Dr Nelli Stavropoulou (School of Psychology & Counselling, The Open University) is the curator and producer of Moving Worlds, a programme of films available to watch during Refugee Week, a UK-wide festival celebrating the contributions, creativity and resilience of refugees (20-26 June 2022). Moving Worlds is produced by Counterpoints Arts, which coordinates Refugee Week nationally.
Over the past six years, Moving Worlds has invited viewers to host public screenings and engage in important post-screening conversations, while celebrating and honouring the important stories and experiences of individuals seeking safety across the world.
Responding to this year’s Refugee Week theme of ‘healing’, the programme brings together a collection of filmic stories that engage with the notion of ‘healing’ in different ways; as the process of finding one’s voice and place in the world; as a collective responsibility and an invitation to change the world around us; and ultimately, as the unexpected result of engaging in dialogue and showing compassion towards each other.
One of this year’s featured films is Stories too big for a case file: Unaccompanied young people confront the hostile environment, which was developed as part of the Children Caring on the Move project led by Professor Sarah Crafter (School of Psychology & Counselling, The Open University) and Dr. Rachel Rosen (University College London). Stories too big for a case file is a short film that showcases the testimonies of young, unaccompanied refugees, asylum-seekers, and migrants as they navigate ‘the system’ in the UK. The film was collaboratively produced by Young Researchers with migration experiences and university-based researchers, along with director Louis Brown from East London Cable. For the past two years, the research team has been working together on the participatory project Children Caring on the Move (CCoM) to design and carry out research about unaccompanied young people’s experiences of care.
In a special blog put together for Moving Worlds, Nelli talked to Mey, one of the young researchers, and Rachel, who co-leads on the CCoM project.
Stories too big for a case file provides insights into the racialised borders that divide citizens from migrants and the borders that divide childhood from adulthood, considering their consequence for care, belonging, and life itself. It is a message of support and solidarity for other unaccompanied young people. As Mey points out “Maybe a link is that the film gives a sense to unaccompanied young people that we are here with you on the journey through your healing process.”
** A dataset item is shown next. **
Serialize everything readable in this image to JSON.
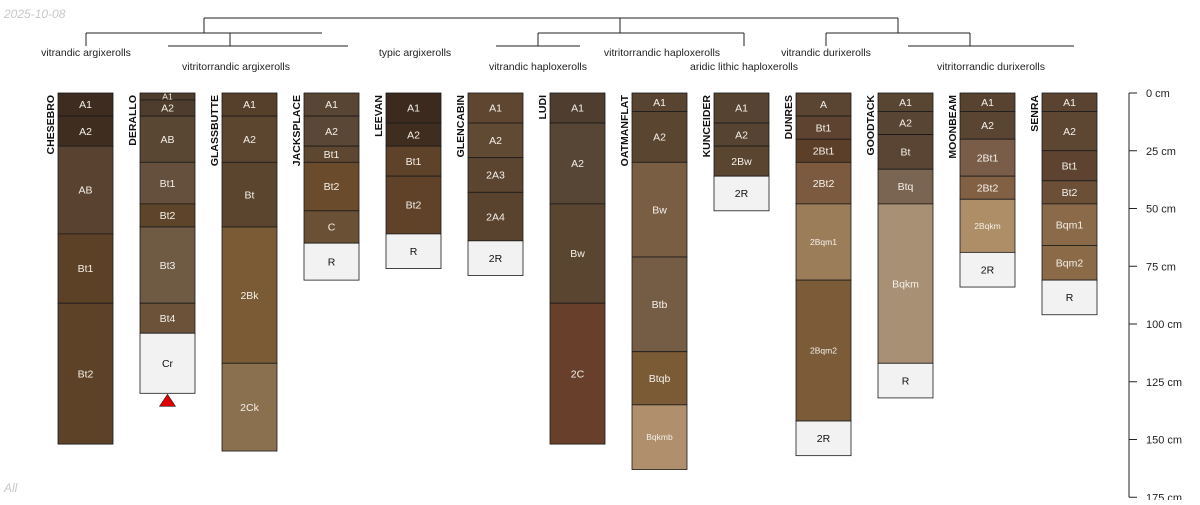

The film goes a step further, as Rachel mentions “One thing that I think is important is that many of the things unaccompanied young people are ‘healing’ from are not (only) experience from the past or harms endured elsewhere. One of the young people I interviewed said, ‘My Home Office interview was like having a Band-Aid ripped off a sore over and over.’ I thought that was a powerful way of expressing the idea that the hostile immigration environment in the UK not only does not allow for healing but it causes new hardships.” Stories too big for a case file is also a call to action – about the urgency of challenging injustices in the UK’s migration regime and to make positive changes for unaccompanied young people.